// the find
tonhowtf/omniget
Open-source desktop app for downloading, organizing and studying media. Native cross-platform (Tauri + Rust + Svelte). PDF/EPUB reader with focus mode, timestamped notes and spaced repetition. Media downloads via yt-dlp (1.800+ sites). Extensible plugin system.
OmniGet is a Tauri/Rust/Svelte desktop app that wraps yt-dlp and custom platform extractors into a single GUI with a built-in media library, course player, PDF/EPUB reader, and music player. It targets people who currently juggle multiple tools to download from Udemy, YouTube, and similar platforms and want everything in one place. The pitch is real: this combination genuinely didn't exist as a polished open source app before.
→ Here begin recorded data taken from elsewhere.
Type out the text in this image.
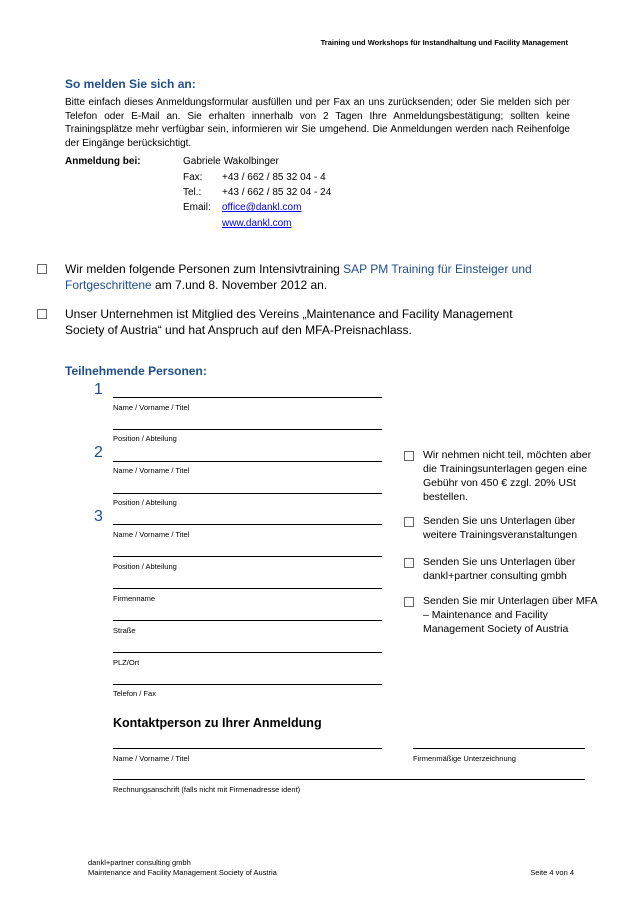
Training und Workshops für Instandhaltung und Facility Management
So melden Sie sich an:
Bitte einfach dieses Anmeldungsformular ausfüllen und per Fax an uns zurücksenden; oder Sie melden sich per Telefon oder E-Mail an. Sie erhalten innerhalb von 2 Tagen Ihre Anmeldungsbestätigung; sollten keine Trainingsplätze mehr verfügbar sein, informieren wir Sie umgehend. Die Anmeldungen werden nach Reihenfolge der Eingänge berücksichtigt.
Anmeldung bei:	Gabriele Wakolbinger
Fax: +43 / 662 / 85 32 04 - 4
Tel.: +43 / 662 / 85 32 04 - 24
Email: office@dankl.com
www.dankl.com
Wir melden folgende Personen zum Intensivtraining SAP PM Training für Einsteiger und Fortgeschrittene am 7.und 8. November 2012 an.
Unser Unternehmen ist Mitglied des Vereins „Maintenance and Facility Management Society of Austria“ und hat Anspruch auf den MFA-Preisnachlass.
Teilnehmende Personen:
1
Name / Vorname / Titel
Position / Abteilung
2
Name / Vorname / Titel
Position / Abteilung
3
Name / Vorname / Titel
Position / Abteilung
Firmenname
Straße
PLZ/Ort
Telefon / Fax
Wir nehmen nicht teil, möchten aber die Trainingsunterlagen gegen eine Gebühr von 450 € zzgl. 20% USt bestellen.
Senden Sie uns Unterlagen über weitere Trainingsveranstaltungen
Senden Sie uns Unterlagen über dankl+partner consulting gmbh
Senden Sie mir Unterlagen über MFA – Maintenance and Facility Management Society of Austria
Kontaktperson zu Ihrer Anmeldung
Name / Vorname / Titel	Firmenmäßige Unterzeichnung
Rechnungsanschrift (falls nicht mit Firmenadresse ident)
dankl+partner consulting gmbh
Maintenance and Facility Management Society of Austria	Seite 4 von 4
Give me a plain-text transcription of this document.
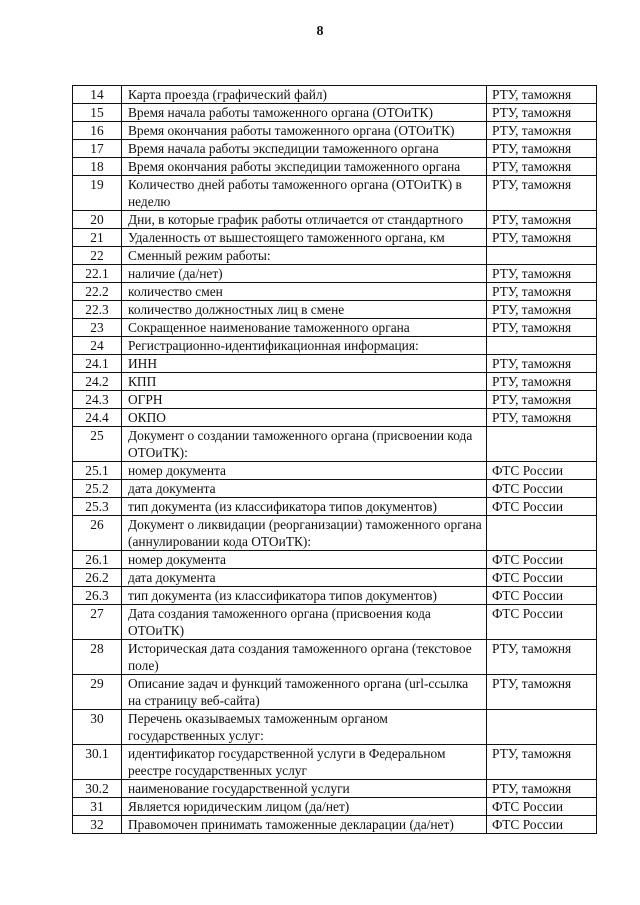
8
14	Карта проезда (графический файл)	РТУ, таможня
15	Время начала работы таможенного органа (ОТОиТК)	РТУ, таможня
16	Время окончания работы таможенного органа (ОТОиТК)	РТУ, таможня
17	Время начала работы экспедиции таможенного органа	РТУ, таможня
18	Время окончания работы экспедиции таможенного органа	РТУ, таможня
19	Количество дней работы таможенного органа (ОТОиТК) в неделю	РТУ, таможня
20	Дни, в которые график работы отличается от стандартного	РТУ, таможня
21	Удаленность от вышестоящего таможенного органа, км	РТУ, таможня
22	Сменный режим работы:	
22.1	наличие (да/нет)	РТУ, таможня
22.2	количество смен	РТУ, таможня
22.3	количество должностных лиц в смене	РТУ, таможня
23	Сокращенное наименование таможенного органа	РТУ, таможня
24	Регистрационно-идентификационная информация:	
24.1	ИНН	РТУ, таможня
24.2	КПП	РТУ, таможня
24.3	ОГРН	РТУ, таможня
24.4	ОКПО	РТУ, таможня
25	Документ о создании таможенного органа (присвоении кода ОТОиТК):	
25.1	номер документа	ФТС России
25.2	дата документа	ФТС России
25.3	тип документа (из классификатора типов документов)	ФТС России
26	Документ о ликвидации (реорганизации) таможенного органа (аннулировании кода ОТОиТК):	
26.1	номер документа	ФТС России
26.2	дата документа	ФТС России
26.3	тип документа (из классификатора типов документов)	ФТС России
27	Дата создания таможенного органа (присвоения кода ОТОиТК)	ФТС России
28	Историческая дата создания таможенного органа (текстовое поле)	РТУ, таможня
29	Описание задач и функций таможенного органа (url-ссылка на страницу веб-сайта)	РТУ, таможня
30	Перечень оказываемых таможенным органом государственных услуг:	
30.1	идентификатор государственной услуги в Федеральном реестре государственных услуг	РТУ, таможня
30.2	наименование государственной услуги	РТУ, таможня
31	Является юридическим лицом (да/нет)	ФТС России
32	Правомочен принимать таможенные декларации (да/нет)	ФТС России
The Tauri stack is the right call here — native binary, no Electron memory bloat, Rust handles the download queue and FFmpeg orchestration without GC pauses. The plugin SDK (omniget-plugin-sdk crate with a proper traits abstraction) means platform extractors don't have to live in the core binary, which will matter as site count grows. The browser extension with a native messaging bridge is a genuinely useful UX shortcut — one click to hand a URL to the app without switching windows. The yt-dlp SHA256 verification before execution is a small but correct security call that most similar tools skip.
The repo has no visible test suite beyond the browser extension — the core Rust download logic, queue recovery, and platform extractors have no tests in the tree, which means breakage when yt-dlp or platform APIs change will be discovered by users rather than CI. The 'plugin system' and 'P2P transfer' features read like they're early or aspirational — the plugin SDK exists but there's no public plugin registry or documentation on how to actually ship one, so the extensibility claim is mostly theoretical right now. Bundling yt-dlp and FFmpeg avoids setup friction but also means the app ships two frequently-updated binaries it needs to track; the auto-update story for those dependencies isn't documented and will become a maintenance drag. The cookie capture approach (browser extension reads cookies and hands them to the Rust layer) works but is a persistent cat-and-mouse game with browser security policy changes — Chrome's Manifest V3 restrictions will keep making this harder.